Ishtar was the goddess of love and war to the ancient Babylonians. This same goddess was also worshiped throughout the Near East and Mediterranean world from the beginning of recorded history until the predominance of Christianity. Her name varied from place to place, but it was the same goddess who, among other lesser known names, was known as Inanna, Innin, Astarte, Ashtar, and Aphrodite. Ishtar first arose among the Sumerians sometime in the third millennium. They created an entire pantheon of gods who were like humans - only better. The gods of Sumer reflected the general pessimism of the Sumerians but also their belief that the human mind could divine the minds of gods by observing perceived supernatural activity.

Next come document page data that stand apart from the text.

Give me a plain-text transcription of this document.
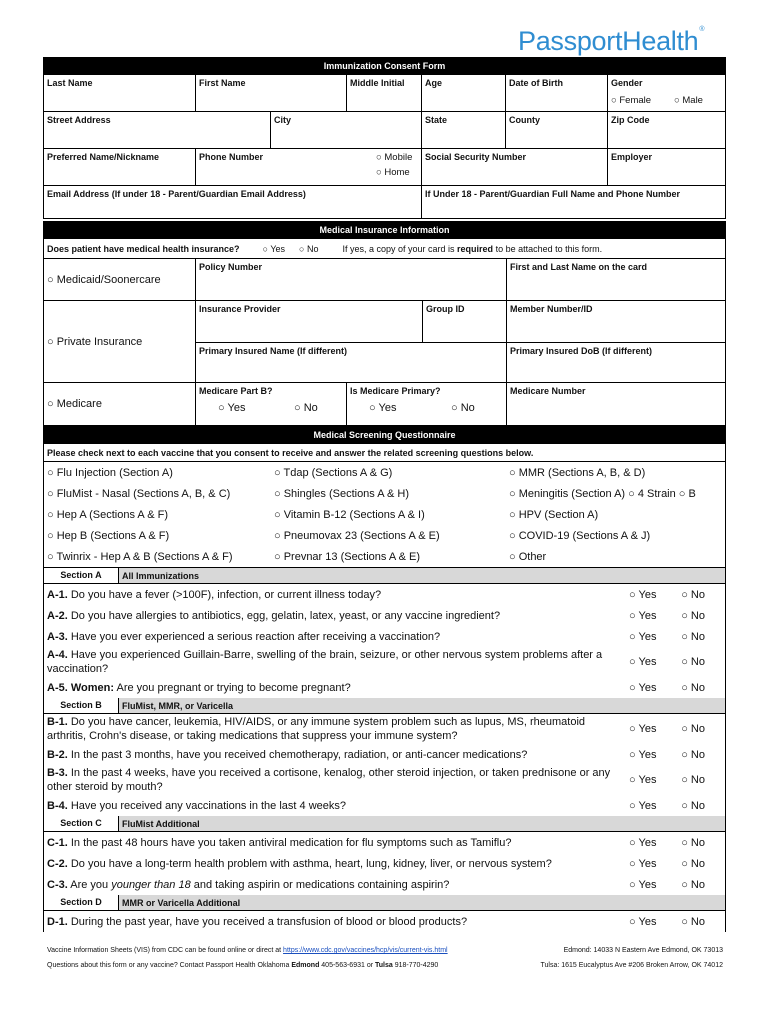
PassportHealth®
Immunization Consent Form
Last Name	First Name	Middle Initial	Age	Date of Birth	Gender
○ Female ○ Male
Street Address	City	State	County	Zip Code
Preferred Name/Nickname	Phone Number	○ Mobile
○ Home
Social Security Number	Employer
Email Address (If under 18 - Parent/Guardian Email Address)	If Under 18 - Parent/Guardian Full Name and Phone Number
Medical Insurance Information
Does patient have medical health insurance?	○ Yes ○ No	If yes, a copy of your card is required to be attached to this form.
○ Medicaid/Soonercare
Policy Number	First and Last Name on the card
○ Private Insurance
Insurance Provider	Group ID	Member Number/ID
Primary Insured Name (If different)	Primary Insured DoB (If different)
○ Medicare
Medicare Part B?
○ Yes	○ No
Is Medicare Primary?
○ Yes	○ No
Medicare Number
Medical Screening Questionnaire
Please check next to each vaccine that you consent to receive and answer the related screening questions below.
○ Flu Injection (Section A)	○ Tdap (Sections A & G)	○ MMR (Sections A, B, & D)
○ FluMist - Nasal (Sections A, B, & C)	○ Shingles (Sections A & H)	○ Meningitis (Section A) ○ 4 Strain ○ B
○ Hep A (Sections A & F)	○ Vitamin B-12 (Sections A & I)	○ HPV (Section A)
○ Hep B (Sections A & F)	○ Pneumovax 23 (Sections A & E)	○ COVID-19 (Sections A & J)
○ Twinrix - Hep A & B (Sections A & F)	○ Prevnar 13 (Sections A & E)	○ Other
Section A	All Immunizations
A-1. Do you have a fever (>100F), infection, or current illness today?	○ Yes ○ No
A-2. Do you have allergies to antibiotics, egg, gelatin, latex, yeast, or any vaccine ingredient?	○ Yes ○ No
A-3. Have you ever experienced a serious reaction after receiving a vaccination?	○ Yes ○ No
A-4. Have you experienced Guillain-Barre, swelling of the brain, seizure, or other nervous system problems after a vaccination?
○ Yes ○ No
A-5. Women: Are you pregnant or trying to become pregnant?	○ Yes ○ No
Section B	FluMist, MMR, or Varicella
B-1. Do you have cancer, leukemia, HIV/AIDS, or any immune system problem such as lupus, MS, rheumatoid arthritis, Crohn's disease, or taking medications that suppress your immune system?
○ Yes ○ No
B-2. In the past 3 months, have you received chemotherapy, radiation, or anti-cancer medications?	○ Yes ○ No
B-3. In the past 4 weeks, have you received a cortisone, kenalog, other steroid injection, or taken prednisone or any other steroid by mouth?
○ Yes ○ No
B-4. Have you received any vaccinations in the last 4 weeks?	○ Yes ○ No
Section C	FluMist Additional
C-1. In the past 48 hours have you taken antiviral medication for flu symptoms such as Tamiflu?	○ Yes ○ No
C-2. Do you have a long-term health problem with asthma, heart, lung, kidney, liver, or nervous system?	○ Yes ○ No
C-3. Are you younger than 18 and taking aspirin or medications containing aspirin?	○ Yes ○ No
Section D	MMR or Varicella Additional
D-1. During the past year, have you received a transfusion of blood or blood products?	○ Yes ○ No
Vaccine Information Sheets (VIS) from CDC can be found online or direct at https://www.cdc.gov/vaccines/hcp/vis/current-vis.html	Edmond: 14033 N Eastern Ave Edmond, OK 73013
Questions about this form or any vaccine? Contact Passport Health Oklahoma Edmond 405-563-6931 or Tulsa 918-770-4290	Tulsa: 1615 Eucalyptus Ave #206 Broken Arrow, OK 74012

Ishtar had no male counterpart, she reigned in her own right and united in her were all the aspects of femininity. Her position in the Babylonian pantheon was the highest.
Her husband, who was also her son and her brother, was Tammuz or Dumuzi to the Sumarians. He was the god of the Euphrates and the Tigris rivers. When Tammuz died in the summer and all vegetation died with him, Ishtar searched for him all over the world. Finally she found him in the underworld and brought him back to life. When Tammuz was reborn the vegetation could flourish again with the first rain of autumn. This was celebrated at the ritual-festival of the "Holy Marriage" which took place at the time of the autumn equinox.
For the Assyrians, Ishtar was predominantly a goddess of war and was known as the Lioness of the Battle. However, as with the Babylonians, love and sexuality also fell into her realm of influence. She was also the Assyrian goddess of justice and healing.